Whereas non-durable goods retailers were still able to keep their selling price increases in check, soaring input costs forced retailers in durable and semi-durable goods to implement significant price hikes during 2013Q3. Retailers in durable and semi-durable goods reported that the rate of increase in their input costs is now the highest it has been in five years. Durable and semi-durable goods have a high import content, and the input costs of these retailers are therefore closely tied to the Rand exchange rate. Trading around R10,20 to the US dollar, the Rand has depreciated by more than 30% over the last 18 months, putting substantial upward pressure on the cost of imported goods such as household appliances, electronic goods, sporting equipment, toys, CD's, and clothing & footwear. "It appears that rising prices, coupled with a deterioration in income and credit growth, are finally starting to take a toll on semi-durable goods retail sales, while the growth in furniture and household appliances remains weak," said Engelbrecht.

Trading conditions remained challenging in the retail sector during 2013Q3, but there has also been some positive news. Despite a slew of negative developments on the economic front (e.g. industrial action in the mining and vehicle manufacturing sectors, soaring petrol prices, suggestions that the growth in unsecured lending is coming off the boil and a continuing  depreciation in the Rand exchange rate), most retailers indicated that sales volumes grew in line with their earlier expectations and did not slow further from the 3% y-o-y pace recorded during the first half of 2013. Retailers have also not reported an involuntary build-up of stocks, which would typically be indicative of a sharp or unexpected deterioration in consumer demand.

Furthermore, retailer confidence levels actually recovered some lost ground during the third quarter. The number of retailers reporting that they are satisfied with prevailing business conditions fell from 50% in 2013Q1 to 41% in 2013Q2, but rebounded to 49% in 2013Q3, mainly due to an improvement in non-durable goods sales. With an index number of 49, the retailer confidence index is currently equal to its long-run average reading (since 1994). However, retailer confidence levels remain well below the average reading of 62 registered over the last decade.

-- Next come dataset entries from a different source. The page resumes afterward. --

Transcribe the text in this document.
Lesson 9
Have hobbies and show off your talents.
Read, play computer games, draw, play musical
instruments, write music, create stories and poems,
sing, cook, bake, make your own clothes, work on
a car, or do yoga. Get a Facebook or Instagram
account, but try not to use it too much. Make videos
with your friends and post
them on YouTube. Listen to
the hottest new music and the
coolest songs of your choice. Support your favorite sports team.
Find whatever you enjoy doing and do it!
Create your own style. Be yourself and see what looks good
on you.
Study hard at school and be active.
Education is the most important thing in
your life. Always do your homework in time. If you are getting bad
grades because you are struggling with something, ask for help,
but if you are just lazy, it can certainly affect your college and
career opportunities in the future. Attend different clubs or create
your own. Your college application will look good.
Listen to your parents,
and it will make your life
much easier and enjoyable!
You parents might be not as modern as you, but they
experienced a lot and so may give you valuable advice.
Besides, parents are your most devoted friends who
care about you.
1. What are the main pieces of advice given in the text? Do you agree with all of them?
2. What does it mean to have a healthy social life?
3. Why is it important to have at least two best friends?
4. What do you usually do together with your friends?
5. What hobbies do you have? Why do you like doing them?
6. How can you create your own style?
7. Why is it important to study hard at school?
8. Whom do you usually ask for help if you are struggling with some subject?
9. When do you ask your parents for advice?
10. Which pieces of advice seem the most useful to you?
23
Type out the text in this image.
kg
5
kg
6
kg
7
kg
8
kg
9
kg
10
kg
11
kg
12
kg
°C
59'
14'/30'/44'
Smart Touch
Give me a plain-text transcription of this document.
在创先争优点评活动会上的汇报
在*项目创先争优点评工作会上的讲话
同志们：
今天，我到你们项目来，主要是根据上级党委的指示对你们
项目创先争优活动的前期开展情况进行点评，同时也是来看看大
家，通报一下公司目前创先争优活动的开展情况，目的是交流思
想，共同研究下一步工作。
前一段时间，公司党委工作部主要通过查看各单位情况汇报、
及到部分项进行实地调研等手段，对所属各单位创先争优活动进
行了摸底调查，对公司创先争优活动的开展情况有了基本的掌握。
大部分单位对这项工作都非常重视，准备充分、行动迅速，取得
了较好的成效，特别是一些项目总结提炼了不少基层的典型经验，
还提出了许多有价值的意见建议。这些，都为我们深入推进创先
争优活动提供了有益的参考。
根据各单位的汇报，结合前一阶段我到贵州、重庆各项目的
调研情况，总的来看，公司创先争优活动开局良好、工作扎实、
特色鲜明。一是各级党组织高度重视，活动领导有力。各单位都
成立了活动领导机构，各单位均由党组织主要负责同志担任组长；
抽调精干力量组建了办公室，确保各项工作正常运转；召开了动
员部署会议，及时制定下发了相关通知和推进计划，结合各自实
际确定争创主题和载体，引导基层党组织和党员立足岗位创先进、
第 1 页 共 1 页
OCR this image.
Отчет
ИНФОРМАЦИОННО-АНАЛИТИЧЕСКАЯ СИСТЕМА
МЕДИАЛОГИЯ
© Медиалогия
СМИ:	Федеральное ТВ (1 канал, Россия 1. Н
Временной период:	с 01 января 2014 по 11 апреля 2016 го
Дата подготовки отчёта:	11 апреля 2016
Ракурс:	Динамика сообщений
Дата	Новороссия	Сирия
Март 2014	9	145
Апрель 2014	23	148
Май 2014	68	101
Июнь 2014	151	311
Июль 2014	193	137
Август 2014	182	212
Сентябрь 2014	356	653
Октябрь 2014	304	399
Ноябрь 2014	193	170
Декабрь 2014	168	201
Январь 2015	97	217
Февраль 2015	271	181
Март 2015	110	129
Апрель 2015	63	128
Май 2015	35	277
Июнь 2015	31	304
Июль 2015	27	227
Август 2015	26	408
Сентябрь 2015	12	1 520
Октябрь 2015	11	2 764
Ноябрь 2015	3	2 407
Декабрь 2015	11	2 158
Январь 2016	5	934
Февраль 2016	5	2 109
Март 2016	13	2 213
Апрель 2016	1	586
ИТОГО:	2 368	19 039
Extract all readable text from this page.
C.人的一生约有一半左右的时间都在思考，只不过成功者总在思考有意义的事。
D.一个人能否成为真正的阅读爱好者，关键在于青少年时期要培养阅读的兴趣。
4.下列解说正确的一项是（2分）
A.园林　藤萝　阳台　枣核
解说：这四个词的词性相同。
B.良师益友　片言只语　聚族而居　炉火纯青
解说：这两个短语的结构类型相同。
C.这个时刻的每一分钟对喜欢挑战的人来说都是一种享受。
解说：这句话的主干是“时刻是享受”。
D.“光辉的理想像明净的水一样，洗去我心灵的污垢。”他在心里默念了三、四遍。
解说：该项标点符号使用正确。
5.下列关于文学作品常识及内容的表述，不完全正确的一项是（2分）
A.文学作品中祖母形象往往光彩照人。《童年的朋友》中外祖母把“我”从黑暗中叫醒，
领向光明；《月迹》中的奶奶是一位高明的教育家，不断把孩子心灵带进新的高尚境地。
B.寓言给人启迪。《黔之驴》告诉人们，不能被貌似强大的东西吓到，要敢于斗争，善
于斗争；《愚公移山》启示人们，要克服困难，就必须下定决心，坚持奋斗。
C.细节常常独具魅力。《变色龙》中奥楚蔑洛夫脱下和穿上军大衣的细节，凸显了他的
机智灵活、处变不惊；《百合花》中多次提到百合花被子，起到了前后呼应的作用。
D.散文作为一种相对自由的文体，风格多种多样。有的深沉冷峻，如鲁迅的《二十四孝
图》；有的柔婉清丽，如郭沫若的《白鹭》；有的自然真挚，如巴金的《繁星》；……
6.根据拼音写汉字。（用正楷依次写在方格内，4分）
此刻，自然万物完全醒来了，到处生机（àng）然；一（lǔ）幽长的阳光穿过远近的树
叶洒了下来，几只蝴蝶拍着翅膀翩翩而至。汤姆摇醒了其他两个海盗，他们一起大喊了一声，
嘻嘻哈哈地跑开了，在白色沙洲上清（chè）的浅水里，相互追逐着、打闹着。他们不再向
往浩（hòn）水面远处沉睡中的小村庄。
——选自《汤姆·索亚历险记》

Looking ahead, most retailers will probably not find this festive season to be particularly jovial. Although some retailers may see positive base effects (given that retail sales volumes really disappointed during 2012Q4 with growth of only 2.4% y-o-y), factors such as record high fuel prices and soaring import prices, rising food inflation, a deterioration in job creation prospects and slower growth in government spending will likely continue to weigh down income and credit growth - and hence the growth in retail sales volumes - during the final quarter of 2013.